One of the earliest written accounts regarding the Thames can be found in the military records of Julius Caesar who first invaded Britain in 55 BC and again in 54 BC. The Emperor Claudius would himself launch an invasion of the island in 43 BC and from hereafter Britain came under Roman rule. It is believed that it was around these periods of invasion that the Romans erected the first major manmade bridge across the river near the site of what we now know as London Bridge. Early industry included milling, fishing and farming along the rivers fertile banks, and trade links were quickly established with foreign ports.
Throughout the centuries Britain would continue to be invaded. Both the Anglo-Saxons (5th century AD) and the Vikings (9th century AD) settled here and built fortifications along the Thames to protect their land. Following his invasion in 1066 William the Conqueror would make many recordings about the Thames in his infamous Domesday Book, and had the Tower of London built on the rivers north bank. King Williams’s laws financially crippled many people, and a notable result of the signing of the Magna Carta in 1215 was the boom in trade along the river and growth of market towns.

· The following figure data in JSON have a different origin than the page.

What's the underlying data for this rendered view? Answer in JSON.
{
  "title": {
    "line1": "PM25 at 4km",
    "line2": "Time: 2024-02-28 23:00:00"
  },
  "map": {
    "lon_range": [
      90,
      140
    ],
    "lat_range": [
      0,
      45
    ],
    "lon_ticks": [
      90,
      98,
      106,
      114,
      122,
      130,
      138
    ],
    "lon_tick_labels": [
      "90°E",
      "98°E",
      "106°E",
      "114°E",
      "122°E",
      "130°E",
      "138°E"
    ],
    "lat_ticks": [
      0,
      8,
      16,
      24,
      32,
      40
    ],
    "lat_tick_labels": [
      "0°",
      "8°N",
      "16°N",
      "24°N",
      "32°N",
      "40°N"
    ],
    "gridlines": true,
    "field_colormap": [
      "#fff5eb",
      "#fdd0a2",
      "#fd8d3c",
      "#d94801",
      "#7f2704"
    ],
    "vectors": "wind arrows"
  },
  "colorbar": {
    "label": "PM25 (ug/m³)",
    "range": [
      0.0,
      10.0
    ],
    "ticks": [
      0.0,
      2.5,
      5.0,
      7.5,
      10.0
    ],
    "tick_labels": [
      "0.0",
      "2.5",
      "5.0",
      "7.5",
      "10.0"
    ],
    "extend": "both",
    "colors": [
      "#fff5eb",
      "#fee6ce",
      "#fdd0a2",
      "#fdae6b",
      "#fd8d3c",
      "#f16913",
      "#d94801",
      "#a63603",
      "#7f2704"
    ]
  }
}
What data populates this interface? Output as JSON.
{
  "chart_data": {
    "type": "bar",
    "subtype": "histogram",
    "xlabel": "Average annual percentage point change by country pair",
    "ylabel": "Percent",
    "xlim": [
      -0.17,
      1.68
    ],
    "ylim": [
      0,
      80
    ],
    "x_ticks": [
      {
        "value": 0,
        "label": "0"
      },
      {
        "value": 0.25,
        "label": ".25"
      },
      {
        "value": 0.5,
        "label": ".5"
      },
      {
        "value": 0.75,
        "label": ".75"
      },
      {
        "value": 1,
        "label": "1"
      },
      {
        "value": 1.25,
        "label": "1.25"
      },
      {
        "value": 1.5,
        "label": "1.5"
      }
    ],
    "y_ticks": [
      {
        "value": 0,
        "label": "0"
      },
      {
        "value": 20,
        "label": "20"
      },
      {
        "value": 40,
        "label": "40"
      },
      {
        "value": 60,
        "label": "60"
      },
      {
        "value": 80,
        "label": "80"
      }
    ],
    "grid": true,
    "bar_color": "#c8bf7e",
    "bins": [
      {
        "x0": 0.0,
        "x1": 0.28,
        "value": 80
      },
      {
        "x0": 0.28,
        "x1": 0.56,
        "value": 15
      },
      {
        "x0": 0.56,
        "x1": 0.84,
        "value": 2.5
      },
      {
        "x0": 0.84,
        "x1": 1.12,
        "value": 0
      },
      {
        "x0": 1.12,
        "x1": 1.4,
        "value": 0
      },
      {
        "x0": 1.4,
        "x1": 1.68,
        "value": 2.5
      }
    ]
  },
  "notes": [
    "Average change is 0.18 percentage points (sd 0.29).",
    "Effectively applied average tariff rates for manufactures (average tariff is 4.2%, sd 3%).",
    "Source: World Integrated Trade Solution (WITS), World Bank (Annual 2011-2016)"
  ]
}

The Tudors and Stuarts built a number of magnificent palaces along the Thames such as those at Richmond and Greenwich. Continued conflict with Spain also prompted the Tudor`s into building Tilbury Fort in Essex to protect London from sea attacks. By the 18th century London had the busiest port in the world which was reflected in the level of activity up and down the Thames. London docks were built to accommodate the trade coming in and going out of the city.
The Thames played a big part in the lives of 19th century Londoners. The Victorian practice of flushing waste straight into the river led to pollution and a cholera epidemic which claimed the lives of thousands. In the summer of 1858 things came to a head when parliament had to be suspended because of the foul smell coming from the river (remembered as the “Great Stink”). A new sewage system engineered by Sir Joseph Bazalgette was the answer to many a Londoners prayers and the cholera epidemic was resolved.
Leisure and entertainment have always been a key attraction of the Thames and from as early as 1608 the first frost fair (a fair which took place on top of the frozen river) was recorded. Rowing, sailing, punting and canoeing are just a few of the sports which take place on the river, and it is of course home to the annual Oxford and Cambridge boat race. A number of history’s most creative minds have also been inspired by the river, such as the writer Charles Dickens who referred to it in a number of his stories.
Today the Thames is no longer alive with cargo ships and many of the docks are now home to restaurants, hotels, flats and offices. The introduction of container ships was a key factor in the decline of the docks as was the progress in road transport.